This past Fall, my son suffered a very intense series of what can only be termed panic attacks, attacks that led to psychosis and his very first hospitalization. His school team was sweet, supportive, and eager to learn — but nothing we changed seemed to settle his system. One Monday, my husband was called to pick him up from school and found him crouched under the principal’s desk, blank & shivering, rambling about lights that were going to fall on him at any moment. Over the course of that first six weeks, he went from full inclusion with minimal supports to a self-contained classroom to a private day school upon hospital discharge.
He was still in the hospital when the subject was broached with us — an ominous email that stated a need to “discuss placement”. I work in the field. I know what that means. I was angry. I felt pushed out. I felt that someone, somewhere cared more about what other parents would say than about what my son needed. It’s a knee-jerk reaction, and it was reinforced by several others — an advocate, a social worker… The schools, both public and private, could talk about the end-goal of transitioning back all that they wanted, but we all knew that rarely happens. Once you’re out, you’re out. I didn’t want my son to be out.
On the other hand, my entire career has been in these “segregated” settings. I’ve only taught students, thus far, who receive services in self-contained settings. Half of my career was in a separate, specialized (public) school. When I was in graduate school for early childhood special education, I was the lone voice arguing against switching all early childhood programs into a full-inclusion model. Some children need a higher level of supports, I said. Some children need specialized instruction at an intensity that cannot be delivered in a general education setting. Some children would simply become overwhelmed.
Here I was, though, facing the fact that it was now my son who was overwhelmed. I channeled all my disappointment into finding the “right” private day school, out of the extremely limited options that existed. I talked about how it would be for only this year, and then perhaps Little Man would come back and repeat first grade at his home school, or even in a self-contained setting. Halfway through the year, I realized that this was not going to happen (admittedly, our family therapist had been saying that for months!). He’s not going back next year. He probably won’t go back the year after, either. He may never go back. And not because the school doesn’t want him (though they really, really don’t), or because he’s not ready. He won’t go back because it’s not the right environment for him.
This whole year, while he’s been in private day school, we have taken him to a kindergarten inclusion religious school on Sundays.
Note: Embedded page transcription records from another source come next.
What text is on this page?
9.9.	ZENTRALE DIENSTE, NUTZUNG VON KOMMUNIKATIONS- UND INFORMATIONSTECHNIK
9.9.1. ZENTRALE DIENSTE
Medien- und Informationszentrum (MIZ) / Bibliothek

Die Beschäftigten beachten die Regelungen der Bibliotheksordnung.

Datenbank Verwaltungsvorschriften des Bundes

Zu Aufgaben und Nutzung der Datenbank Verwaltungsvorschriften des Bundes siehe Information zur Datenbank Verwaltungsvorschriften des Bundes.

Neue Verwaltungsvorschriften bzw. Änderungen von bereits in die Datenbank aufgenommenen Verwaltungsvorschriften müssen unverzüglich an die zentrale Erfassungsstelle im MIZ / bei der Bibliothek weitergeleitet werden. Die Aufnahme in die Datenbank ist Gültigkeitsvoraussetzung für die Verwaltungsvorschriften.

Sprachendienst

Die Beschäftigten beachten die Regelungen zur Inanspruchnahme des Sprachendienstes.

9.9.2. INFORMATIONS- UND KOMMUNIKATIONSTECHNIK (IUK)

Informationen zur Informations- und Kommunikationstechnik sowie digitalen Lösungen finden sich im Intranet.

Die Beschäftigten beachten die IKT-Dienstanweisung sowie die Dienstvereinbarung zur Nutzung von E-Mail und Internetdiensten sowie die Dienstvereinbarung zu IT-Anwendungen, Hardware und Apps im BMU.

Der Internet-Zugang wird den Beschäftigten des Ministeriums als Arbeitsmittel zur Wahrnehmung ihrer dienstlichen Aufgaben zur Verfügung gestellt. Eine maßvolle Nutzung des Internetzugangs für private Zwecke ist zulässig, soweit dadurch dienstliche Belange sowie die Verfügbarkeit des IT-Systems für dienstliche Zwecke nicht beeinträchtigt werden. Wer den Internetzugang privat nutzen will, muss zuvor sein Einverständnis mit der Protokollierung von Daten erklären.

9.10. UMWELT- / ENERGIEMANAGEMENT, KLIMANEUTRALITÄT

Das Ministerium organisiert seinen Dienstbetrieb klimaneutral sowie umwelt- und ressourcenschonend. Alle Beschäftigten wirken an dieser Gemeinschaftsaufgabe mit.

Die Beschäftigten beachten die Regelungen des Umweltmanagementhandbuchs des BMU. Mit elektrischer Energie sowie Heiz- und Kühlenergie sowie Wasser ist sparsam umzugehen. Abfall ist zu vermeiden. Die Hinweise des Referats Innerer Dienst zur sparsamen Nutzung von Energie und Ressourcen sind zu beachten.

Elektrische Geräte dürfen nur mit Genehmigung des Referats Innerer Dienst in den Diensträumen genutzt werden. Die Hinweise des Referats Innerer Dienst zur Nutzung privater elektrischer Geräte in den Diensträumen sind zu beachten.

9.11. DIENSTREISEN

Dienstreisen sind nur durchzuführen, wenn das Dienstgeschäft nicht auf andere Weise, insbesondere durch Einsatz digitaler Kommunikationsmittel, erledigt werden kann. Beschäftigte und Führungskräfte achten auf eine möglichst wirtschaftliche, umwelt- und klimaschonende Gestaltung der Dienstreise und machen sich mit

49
It’s been one of the most important things to us, and not purely for religious reasons. It was his only time in an inclusive environment. It was the only thing that was remotely like public school. It seemed that we had to keep going, because INCLUSION MATTERS(!!!) and “segregation” is the enemy. Since leaving the hospital, we’ve had these beautiful family moments, these connected moments, these quiet moments that stick in your heart. This weekend was not one of those. Little Man was angry. He was irritable. He bit myself and Husband multiple times. He threw things. He screamed. He needed a PRN medication for the first time in weeks. I decided this morning that he would not be capable of handling Sunday School. Once we told him, it all stopped. All the anxiety, all the fear — it just dissipated. We had that beautiful day — playing ball with his cousin, giving hugs to family members, and doing some gardening in the yard. You know, originally, he loved Sunday School. The other children are more mature now, though, about to be first graders and the demands are higher. Today, he told me that Sunday School makes him nervous, because he’s stupid.
I was reminded of two things, two very important things, that I read in Soloman’s Far From The Tree recently, I think by the same mother. If I remember correctly, her daughter is in a self-contained setting, and her closest friends all have the same or similar disabilities. When asked about this, she says that children “need role models, but they also need to be able to be a role model.” Little Man needs to be able to be a role model. It’s wonderful to have language models, social models, but it’s also important to not feel overwhelmed and “stupid” every single second of the day. Her second point, equally apt, is that her daughter’s best friends are going to come from her peers, her true peers, not her age-peers. You cannot expect a 17 year old to be true best friends (I’m in a crisis and I need your help!) with someone who is developmentally so much younger, she says. I see this with Little Man, who had no friends in his first grade class, but is slowly forming relationships at his new school. He needs friends and he needs to feel competent. He is in a place that gives him both. It’s not a public school.
And isn’t this what parenting is, after all? Learning to set aside our own expectations and entrenched philosophies for the individual needs of our child? It happens to me, again and again, as I realize that my dreams for my child are not necessarily his dreams for himself, nor are they what make him happiest in that deep, soul-filling way of contentment. Inclusion matters, and it is the best thing that could happen for some children. It is one of the best things, in my opinion, that has happened to our world. Neurodiversity is something we are all enriched by. That doesn’t mean it’s right for every child. It’s not right for my child. I’m learning to be okay with that.